In order to monopolize on the nation’s main cash crop, cotton in Uzbekistan is grown on government-controlled farms and harvested in lengthy shifts, oftentimes involuntarily. According to the Uzbek-German Forum, “While a small amount [of cotton] was mechanically harvested [in 2017], and some was picked by truly voluntary labor, the vast majority of the days in the cotton fields were put in by forced laborers.”
Shifts commonly last between 25 and 40 days of labor, and any individuals that “refuse to pick cotton or failed to work hard enough,” face consequences, “including dismissal [from their employment], loss of salary or benefits, and other punishments.”
“People can only avoid picking cotton if they pay for a replacement worker to pick for them,” the report states.
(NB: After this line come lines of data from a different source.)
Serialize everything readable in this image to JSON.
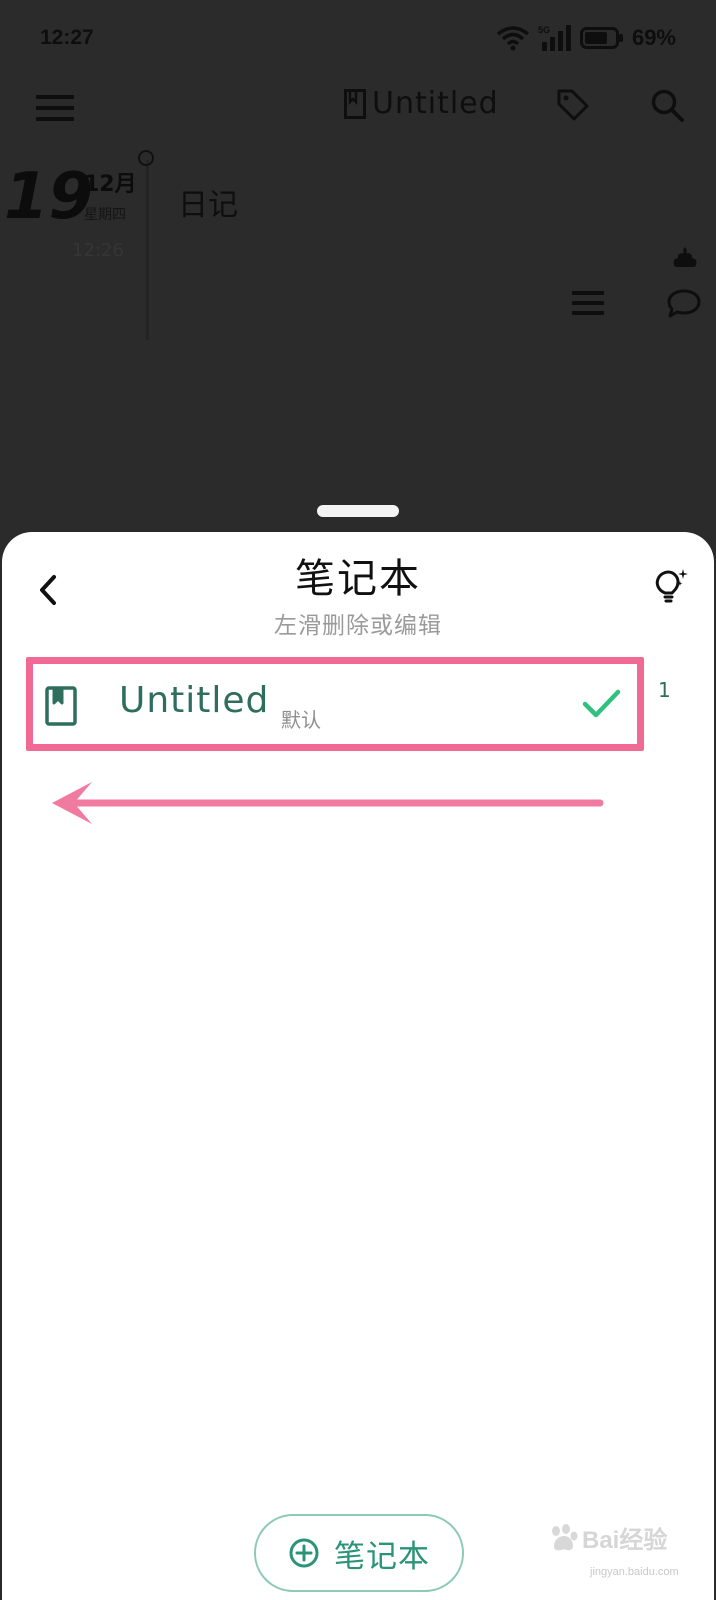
{
  "status_bar": {
    "time": "12:27",
    "network": "5G",
    "battery": "69%"
  },
  "background": {
    "notebook_title": "Untitled",
    "date": {
      "day": "19",
      "month": "12月",
      "weekday": "星期四",
      "time": "12:26"
    },
    "entry_title": "日记"
  },
  "sheet": {
    "title": "笔记本",
    "subtitle": "左滑删除或编辑",
    "notebooks": [
      {
        "title": "Untitled",
        "badge": "默认",
        "selected": true,
        "count": "1"
      }
    ],
    "add_button_label": "笔记本"
  },
  "colors": {
    "accent": "#2b9478",
    "highlight": "#f06a94",
    "check": "#2ec27e"
  },
  "watermark": {
    "text": "Bai经验",
    "sub": "jingyan.baidu.com"
  }
}
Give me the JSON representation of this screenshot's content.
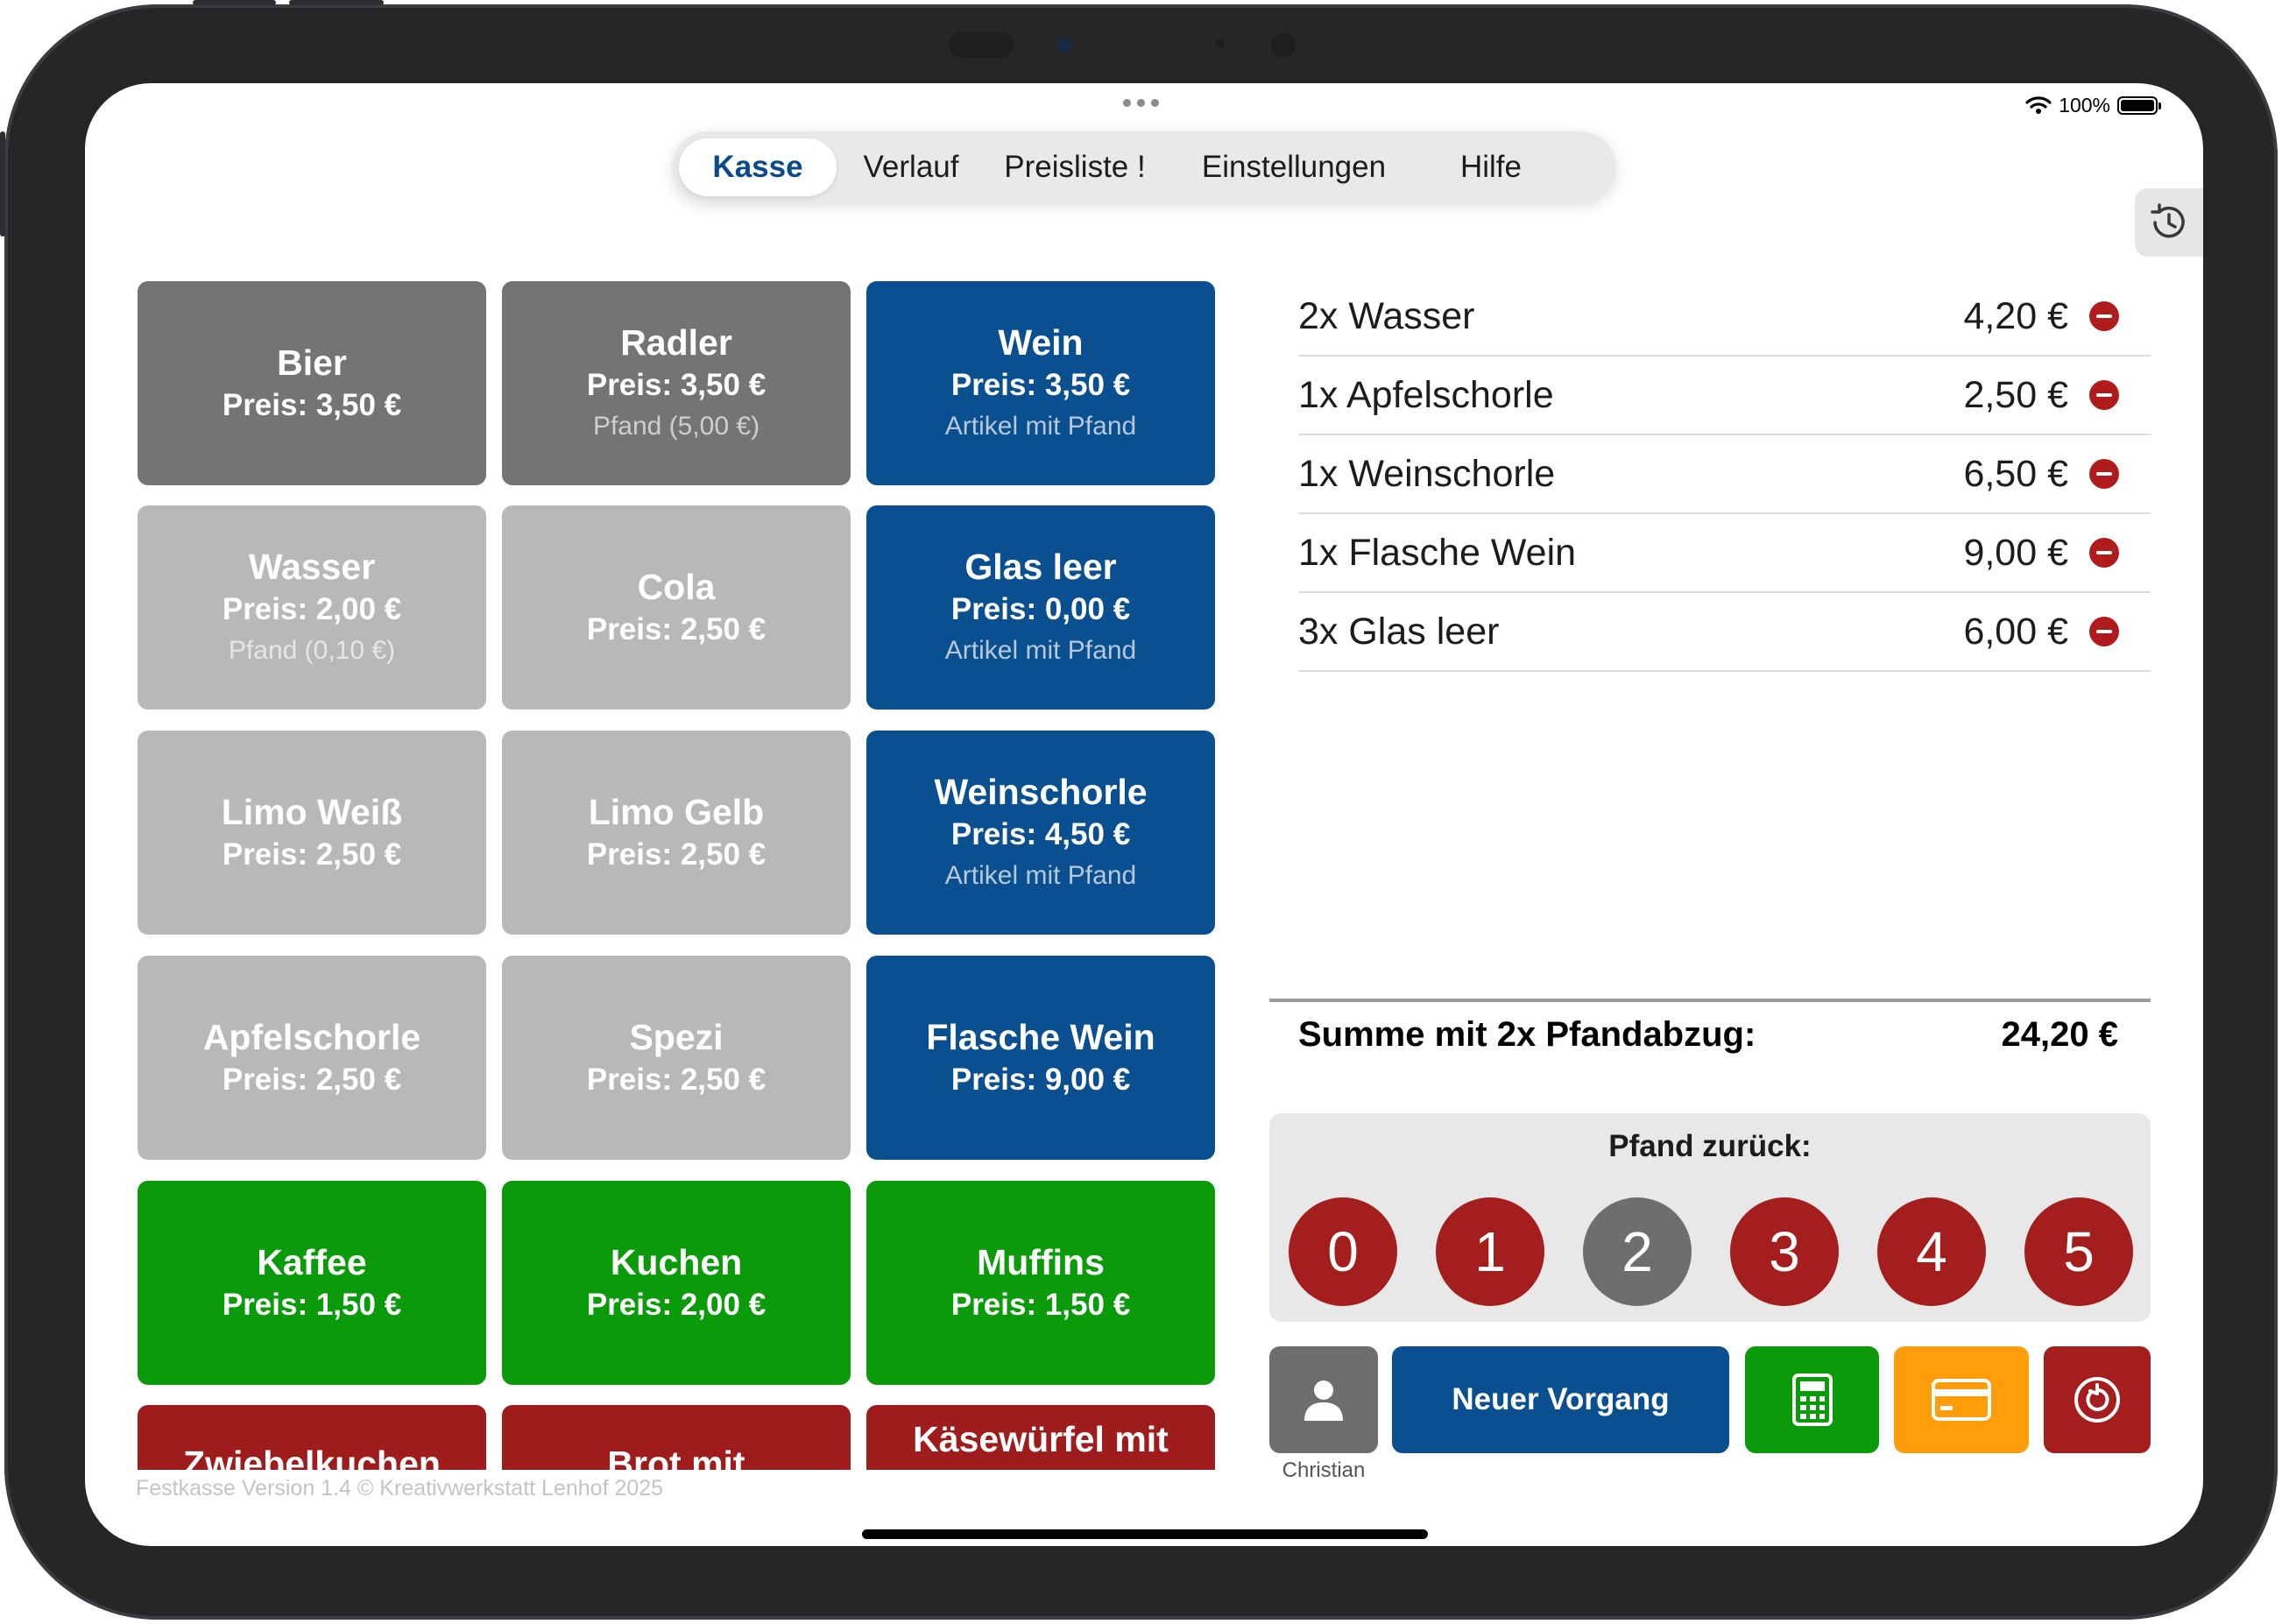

As a result, Uzbek-German Forum documented “unprecedented levels of extortion of money from citizens to pay for replacement workers, including the extortion of money from public sector employees ostensibly recalled from forced labor.”
Last year, change appeared as though it could be afoot in connection with forced labor in Uzbekistan – which has steadily been climbing the list of largest producers/exporters of cotton, exporting 3.35 million tons of cotton in 2016 – when Uzbek President Shavkat Mirziyoyev publicly acknowledged the issue of forced labor in his country for the very first time at the United Nations General Assembly in New York in September 2017.
However, as noted by Human Rights Watch, Uzbek-German Forum’s new report makes clear, that despite such potential, “it is too soon to declare victory.”
The 2017 report “is consistent with findings in a 2016 report,” per the Human Rights Watch, “including in areas with World Bank funded cotton sector projects.” The recent report “confirms that forced labor continued in World Bank project areas, contrary to the bank’s loan agreements. While this should be grounds for project suspension, the bank remains heavily invested in projects that benefit Uzbekistan’s cotton sector.”
The group further noted that the nation lacks “a roadmap towards accountability for and prevention of labor rights abuses” in connection with “a quota production system, [which] continues to force people to pick cotton with little accountability.”